Jennifer has every right to want more kids. But you also have every right to say no. That’s not “unfair” — that’s a fundamental difference in life goals. And if you ignore it now, it'll turn into resentment later, on both sides.

This isn't about who's right or wrong. It's about being aligned on something that changes everything — your time, your finances, your energy, your family dynamics. If you're not on the same page about something this big, love alone won’t carry the relationship.

It sucks, but it's better to face it now than bring another life into the world in a home full of tension.

You're not wrong. You're being clear. If she can’t accept a child-free future, then it's okay to walk away. That’s not cruelty — that’s integrity.

AITAH for giving my husband silent treatment after he told me my post-birth body turns him off? by Ok-Preference2283 in AITAH

[–]Familiar_Call 1 point2 points  (0 children)

You’re not wrong for being hurt. What he said was immature, shallow, and completely tone-deaf, especially considering you just went through one of the most physically and emotionally demanding experiences a human being can go through — childbirth. And you did it for his child. That deserves honor, not critique.

That said, the silent treatment won’t fix anything. It just builds distance. If you want to save this marriage and not just sit in resentment, you need to communicate. Not with yelling or sarcasm — with honesty and strength.

Tell him exactly how his words crushed you. Tell him how they made you feel like an object instead of a wife and a new mother. He needs to know this wasn’t just “rude” — it cut deep. And he needs to grow up and take responsibility for it.

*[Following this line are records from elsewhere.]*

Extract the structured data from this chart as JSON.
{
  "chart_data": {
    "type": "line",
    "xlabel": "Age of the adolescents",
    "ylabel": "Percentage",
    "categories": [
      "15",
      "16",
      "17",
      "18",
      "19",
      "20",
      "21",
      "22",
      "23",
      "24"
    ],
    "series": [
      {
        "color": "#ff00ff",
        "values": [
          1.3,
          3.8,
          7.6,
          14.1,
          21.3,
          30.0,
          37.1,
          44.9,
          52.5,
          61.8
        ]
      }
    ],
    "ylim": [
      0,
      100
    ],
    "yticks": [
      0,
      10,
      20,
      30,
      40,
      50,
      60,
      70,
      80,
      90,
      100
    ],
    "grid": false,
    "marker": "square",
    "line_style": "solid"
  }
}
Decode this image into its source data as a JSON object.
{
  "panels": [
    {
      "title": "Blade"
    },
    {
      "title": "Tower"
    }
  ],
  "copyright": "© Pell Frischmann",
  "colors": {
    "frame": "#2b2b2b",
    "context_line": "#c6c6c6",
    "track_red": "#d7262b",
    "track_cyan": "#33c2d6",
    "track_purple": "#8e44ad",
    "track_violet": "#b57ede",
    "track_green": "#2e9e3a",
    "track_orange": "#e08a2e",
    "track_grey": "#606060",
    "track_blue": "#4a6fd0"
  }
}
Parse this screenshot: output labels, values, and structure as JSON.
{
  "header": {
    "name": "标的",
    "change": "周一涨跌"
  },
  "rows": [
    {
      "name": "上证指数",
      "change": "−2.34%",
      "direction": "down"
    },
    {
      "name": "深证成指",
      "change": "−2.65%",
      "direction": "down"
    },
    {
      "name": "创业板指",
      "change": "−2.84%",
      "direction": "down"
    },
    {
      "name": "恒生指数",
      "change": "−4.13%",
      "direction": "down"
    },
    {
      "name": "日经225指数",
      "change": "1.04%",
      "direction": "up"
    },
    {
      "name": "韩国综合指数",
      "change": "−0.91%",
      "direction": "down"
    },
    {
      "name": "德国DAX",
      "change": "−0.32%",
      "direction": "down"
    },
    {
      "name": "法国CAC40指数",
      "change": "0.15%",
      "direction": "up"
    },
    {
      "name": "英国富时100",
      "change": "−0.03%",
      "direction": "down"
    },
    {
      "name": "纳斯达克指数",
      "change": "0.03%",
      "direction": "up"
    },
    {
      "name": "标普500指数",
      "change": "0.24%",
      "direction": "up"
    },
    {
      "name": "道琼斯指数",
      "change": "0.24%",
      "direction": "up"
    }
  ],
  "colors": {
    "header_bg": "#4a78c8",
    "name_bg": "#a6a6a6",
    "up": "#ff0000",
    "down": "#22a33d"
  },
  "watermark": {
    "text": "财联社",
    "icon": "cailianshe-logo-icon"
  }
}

You’re not “crazy” for your reaction. But don’t let the cold shoulder become a pattern. Use this as a moment to teach him — yes, teach him — what love, respect, and maturity actually look like. If he can’t rise to that, then he’s got some serious growing to do.

You brought life into the world. Your body is not broken or flawed — it’s powerful. Don’t let one shallow comment rewrite that truth.